Ленивое зимнее солнце неторопливо разгоняло лучистой метлой ночной мрак, заметая его в унылые подворотни и раскрашивая серые дома за окном в ядовито-розовый цвет. Подслеповатые автомобили злобно пыхтели на перекрёстках промёрзшими двигателями, исходя клубами мизантропии и пугая досыпающих на ходу диковатых пешеходов.
В застоявшемся воздухе сладко пахло коррупцией, понедельником и лапшой быстрого приготовления.
Служебный кабинет был по-утреннему пуст, холоден и неприветлив.
Нестор Петрович Карасиков, импозантный мужчина лет тридцати трёх с хвостиком, счастливый обладатель модной трёхдневной щетины и обширных ранних залысин, пребывая в глубоком одиночестве и несвойственной ему задумчивости, восседал в хилом офисном кресле перед морально мёртвым компьютером персонального пользования и тупо взирал в "План мероприятий..." Мысли же его от всяких мероприятий были далеко. Путём разархивирования радужных воспоминаний он размышлял о несовершенстве мира и возможности скорейшего тотального обустройства державы в свете своего быстрого и безболезненного обогащения.
Однако...
Воспоминания в голову лезли совсем не те...

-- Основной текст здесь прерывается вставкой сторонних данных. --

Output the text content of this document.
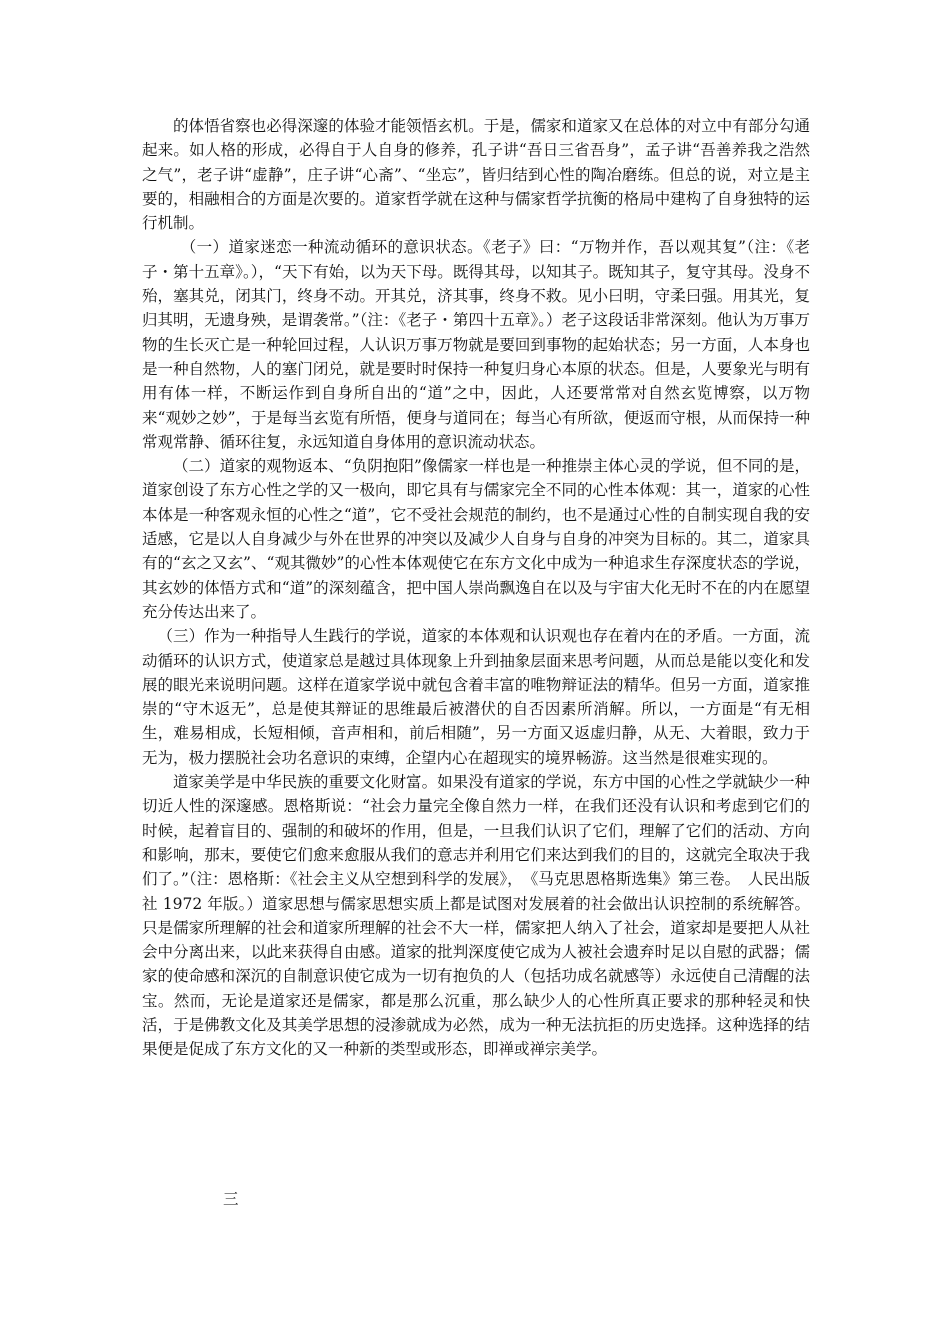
的体悟省察也必得深邃的体验才能领悟玄机。于是，儒家和道家又在总体的对立中有部分勾通起来。如人格的形成，必得自于人自身的修养，孔子讲“吾日三省吾身”，孟子讲“吾善养我之浩然之气”，老子讲“虚静”，庄子讲“心斋”、“坐忘”，皆归结到心性的陶冶磨练。但总的说，对立是主要的，相融相合的方面是次要的。道家哲学就在这种与儒家哲学抗衡的格局中建构了自身独特的运行机制。

（一）道家迷恋一种流动循环的意识状态。《老子》曰：“万物并作，吾以观其复”（注：《老子・第十五章》。），“天下有始，以为天下母。既得其母，以知其子。既知其子，复守其母。没身不殆，塞其兑，闭其门，终身不动。开其兑，济其事，终身不救。见小曰明，守柔曰强。用其光，复归其明，无遗身殃，是谓袭常。”（注：《老子・第四十五章》。）老子这段话非常深刻。他认为万事万物的生长灭亡是一种轮回过程，人认识万事万物就是要回到事物的起始状态；另一方面，人本身也是一种自然物，人的塞门闭兑，就是要时时保持一种复归身心本原的状态。但是，人要象光与明有用有体一样，不断运作到自身所自出的“道”之中，因此，人还要常常对自然玄览博察，以万物来“观妙之妙”，于是每当玄览有所悟，便身与道同在；每当心有所欲，便返而守根，从而保持一种常观常静、循环往复，永远知道自身体用的意识流动状态。

（二）道家的观物返本、“负阴抱阳”像儒家一样也是一种推崇主体心灵的学说，但不同的是，道家创设了东方心性之学的又一极向，即它具有与儒家完全不同的心性本体观：其一，道家的心性本体是一种客观永恒的心性之“道”，它不受社会规范的制约，也不是通过心性的自制实现自我的安适感，它是以人自身减少与外在世界的冲突以及减少人自身与自身的冲突为目标的。其二，道家具有的“玄之又玄”、“观其微妙”的心性本体观使它在东方文化中成为一种追求生存深度状态的学说，其玄妙的体悟方式和“道”的深刻蕴含，把中国人崇尚飘逸自在以及与宇宙大化无时不在的内在愿望充分传达出来了。

（三）作为一种指导人生践行的学说，道家的本体观和认识观也存在着内在的矛盾。一方面，流动循环的认识方式，使道家总是越过具体现象上升到抽象层面来思考问题，从而总是能以变化和发展的眼光来说明问题。这样在道家学说中就包含着丰富的唯物辩证法的精华。但另一方面，道家推崇的“守木返无”，总是使其辩证的思维最后被潜伏的自否因素所消解。所以，一方面是“有无相生，难易相成，长短相倾，音声相和，前后相随”，另一方面又返虚归静，从无、大着眼，致力于无为，极力摆脱社会功名意识的束缚，企望内心在超现实的境界畅游。这当然是很难实现的。

道家美学是中华民族的重要文化财富。如果没有道家的学说，东方中国的心性之学就缺少一种切近人性的深邃感。恩格斯说：“社会力量完全像自然力一样，在我们还没有认识和考虑到它们的时候，起着盲目的、强制的和破坏的作用，但是，一旦我们认识了它们，理解了它们的活动、方向和影响，那末，要使它们愈来愈服从我们的意志并利用它们来达到我们的目的，这就完全取决于我们了。”（注：恩格斯：《社会主义从空想到科学的发展》，　《马克思恩格斯选集》第三卷。　人民出版社 1972 年版。）道家思想与儒家思想实质上都是试图对发展着的社会做出认识控制的系统解答。只是儒家所理解的社会和道家所理解的社会不大一样，儒家把人纳入了社会，道家却是要把人从社会中分离出来，以此来获得自由感。道家的批判深度使它成为人被社会遗弃时足以自慰的武器；儒家的使命感和深沉的自制意识使它成为一切有抱负的人（包括功成名就感等）永远使自己清醒的法宝。然而，无论是道家还是儒家，都是那么沉重，那么缺少人的心性所真正要求的那种轻灵和快活，于是佛教文化及其美学思想的浸渗就成为必然，成为一种无法抗拒的历史选择。这种选择的结果便是促成了东方文化的又一种新的类型或形态，即禅或禅宗美学。

三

Воспоминания в голову лезли исключительно бессребрено-летние...
*****
Весь нелёгкий, средней длины жизненный путь Нестора Петровича Карасикова изобиловал разнообразными несуразностями и курьёзами, отчего его характер совершенно закалился и приобрёл романтически-стальной оттенок.
Самое раннее воспоминание разумного возраста приходилось лет на шесть от роду и было просто ужасным. Ужаснее, пожалуй что, и не бывает...
Оно касалось ежемесячного воскресного похода с родителями в парикмахерскую. Целью похода являлось приведение в цивильный орднунг шишковато-лохматой головы и максимального приближения нелепого оригинала к столь милому сердцу предков образу отличника.
Причёски особым разнообразием не отличались и назывались каждый раз одинаково.
В любой парикмахерской!
У юного Нестора от возмущения начинали хаотично вращаться руки и ноги, а из страдальчески раскрытого рта вырывался нечеловеческий вопль протеста, когда на невинный, казалось бы, вопрос толстой парикмахерши в грязно-белом халате: «Мамаша, как мальчика стричь будем?», та с непреклонным выражением лица отвечала: «Чёлочку оставьте…». Любой протест, даже столь громогласный, решительно отклонялся. Столь же решительно отклонялись и попытки указания гневно дрожащим пальцем в фотографии нагловатых молодых пижонов, висящих на стенах и совершенно нескромно обладающих шикарными причёсками a-la Дин Рид и Карел Готт.
Представьте только - кроме чёлочки на голове не оставалось практически ничего стоящего!!!
Нехило выделяющиеся на кочкообразном шаре уши и толстые обкусанные губы, как, впрочем, и непонятного происхождения мутная капля, с завидной периодичностью появляющаяся под носом, ещё более отдаляли обновлённого Нестора от недостижимого и туманного идеала-ботаника... А до обожаемого Карасиковым образа Гойко Митича вообще было как до Луны. Даже дальше.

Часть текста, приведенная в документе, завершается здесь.